A number line is a visual representation of numbers in a straight line. It helps in comparing and ordering different types of numbers such as integers and rational numbers. Key features of a number line:

• It extends infinitely in both directions.
• Each point on the line corresponds to a unique number.
• Positive numbers are to the right of zero, while negative numbers are to the left.

To represent integers:

• Plot whole numbers like -3, 0, and 5 on the number line.

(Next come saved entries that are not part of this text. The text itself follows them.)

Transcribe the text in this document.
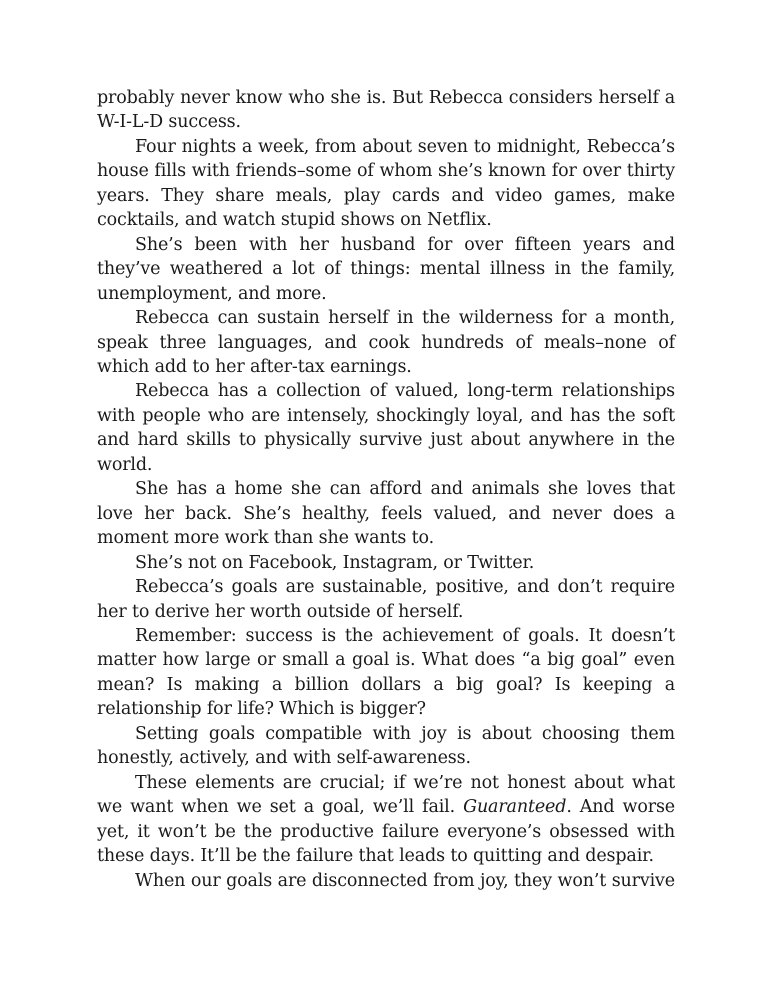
probably never know who she is. But Rebecca considers herself a W-I-L-D success.

Four nights a week, from about seven to midnight, Rebecca’s house fills with friends–some of whom she’s known for over thirty years. They share meals, play cards and video games, make cocktails, and watch stupid shows on Netflix.

She’s been with her husband for over fifteen years and they’ve weathered a lot of things: mental illness in the family, unemployment, and more.

Rebecca can sustain herself in the wilderness for a month, speak three languages, and cook hundreds of meals–none of which add to her after-tax earnings.

Rebecca has a collection of valued, long-term relationships with people who are intensely, shockingly loyal, and has the soft and hard skills to physically survive just about anywhere in the world.

She has a home she can afford and animals she loves that love her back. She’s healthy, feels valued, and never does a moment more work than she wants to.

She’s not on Facebook, Instagram, or Twitter.

Rebecca’s goals are sustainable, positive, and don’t require her to derive her worth outside of herself.

Remember: success is the achievement of goals. It doesn’t matter how large or small a goal is. What does “a big goal” even mean? Is making a billion dollars a big goal? Is keeping a relationship for life? Which is bigger?

Setting goals compatible with joy is about choosing them honestly, actively, and with self-awareness.

These elements are crucial; if we’re not honest about what we want when we set a goal, we’ll fail. Guaranteed. And worse yet, it won’t be the productive failure everyone’s obsessed with these days. It’ll be the failure that leads to quitting and despair.

When our goals are disconnected from joy, they won’t survive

To represent rational numbers:

• Include fractions like 1/2 or -3/4. For example, 1/2 lies between 0 and 1.

Comparing and ordering:

• To compare numbers, identify their positions on the number line. The number further to the right is greater.
• For instance, to compare -2 and 3, -2 is to the left of 3, hence -2 < 3.

Ordering numbers:

• Arrange numbers in ascending order by plotting them on the number line and reading from left to right.

In this lesson, we will apply the four operations (addition, subtraction, multiplication, and division) on integers and state the properties of real numbers.

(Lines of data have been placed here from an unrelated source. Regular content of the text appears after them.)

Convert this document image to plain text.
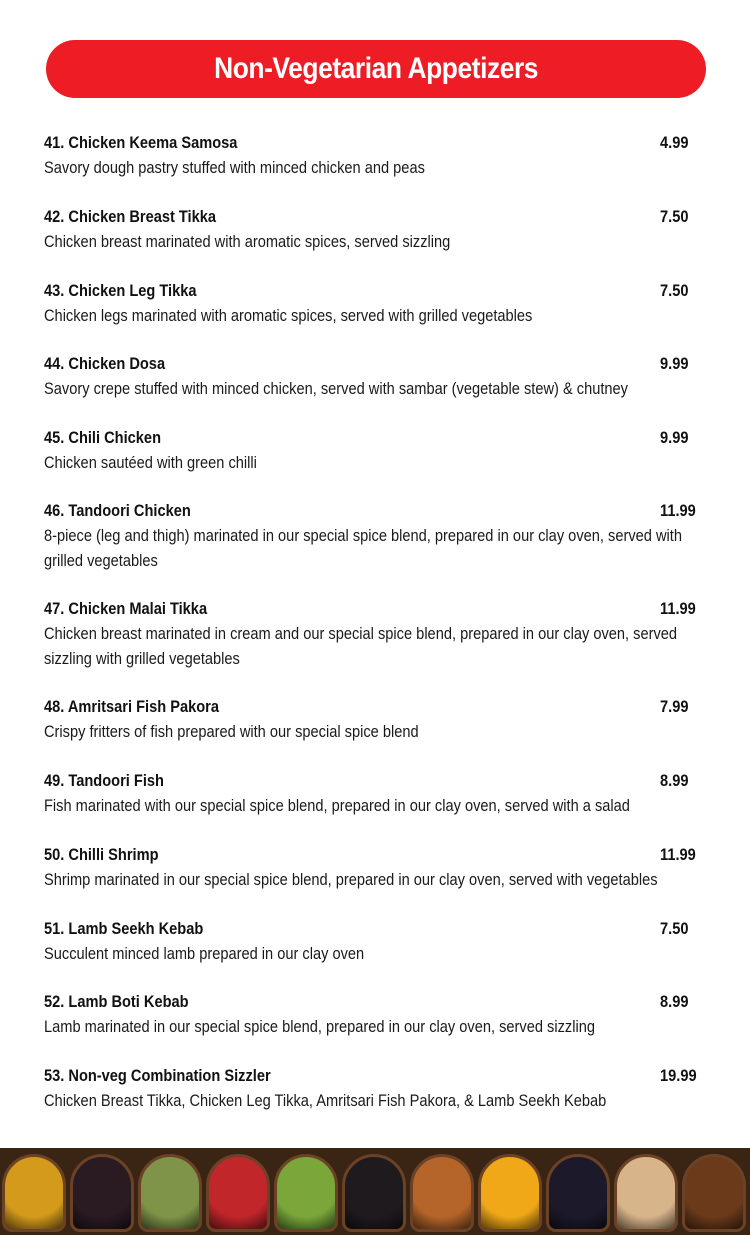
Non-Vegetarian Appetizers
41. Chicken Keema Samosa	4.99
Savory dough pastry stuffed with minced chicken and peas
42. Chicken Breast Tikka	7.50
Chicken breast marinated with aromatic spices, served sizzling
43. Chicken Leg Tikka	7.50
Chicken legs marinated with aromatic spices, served with grilled vegetables
44. Chicken Dosa	9.99
Savory crepe stuffed with minced chicken, served with sambar (vegetable stew) & chutney
45. Chili Chicken	9.99
Chicken sautéed with green chilli
46. Tandoori Chicken	11.99
8-piece (leg and thigh) marinated in our special spice blend, prepared in our clay oven, served with grilled vegetables
47. Chicken Malai Tikka	11.99
Chicken breast marinated in cream and our special spice blend, prepared in our clay oven, served sizzling with grilled vegetables
48. Amritsari Fish Pakora	7.99
Crispy fritters of fish prepared with our special spice blend
49. Tandoori Fish	8.99
Fish marinated with our special spice blend, prepared in our clay oven, served with a salad
50. Chilli Shrimp	11.99
Shrimp marinated in our special spice blend, prepared in our clay oven, served with vegetables
51. Lamb Seekh Kebab	7.50
Succulent minced lamb prepared in our clay oven
52. Lamb Boti Kebab	8.99
Lamb marinated in our special spice blend, prepared in our clay oven, served sizzling
53. Non-veg Combination Sizzler	19.99
Chicken Breast Tikka, Chicken Leg Tikka, Amritsari Fish Pakora, & Lamb Seekh Kebab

1. Addition and Subtraction of Integers:

   • Example: (-3 + 5 = 2) and (-7 - 2 = -9)
   • The sum of two integers can be positive, negative, or zero.

2. Multiplication of Integers:

   • Example: (-4 \times 3 = -12) and (2 \times -5 = -10)
   • The product of two integers is positive if both are positive or negative, and negative if one is positive and the other is negative.

3. Division of Integers:

   • Example: (-10 \div 2 = -5) and (8 \div -4 = -2)
   • Division by zero is undefined.

Properties of Real Numbers:

• Commutative Property: (a + b = b + a) and (ab = ba)
• Associative Property: ((a + b) + c = a + (b + c)) and ((ab)c = a(bc))
• Distributive Property: (a(b + c) = ab + ac)

Number systems are essential in mathematics, and they categorize numbers based on their properties. Here are the main types:

• Natural Numbers: These are positive integers starting from 1 (1, 2, 3, ...). They do not include zero or negative numbers.
• Integers: This set includes all whole numbers, both positive and negative, as well as zero (..., -3, -2, -1, 0, 1, 2, 3, ...).
• Rational Numbers: These can be expressed as a fraction where both the numerator and denominator are integers, and the denominator is not zero (e.g., 1/2, -3, 0.75).
• Irrational Numbers: These cannot be expressed as simple fractions. Their decimal expansions are non-terminating and non-repeating (e.g., √2, π).
• Real Numbers: This set includes all rational and irrational numbers, representing all possible values along the number line.

Understanding these categories helps in performing various mathematical operations and solving problems effectively.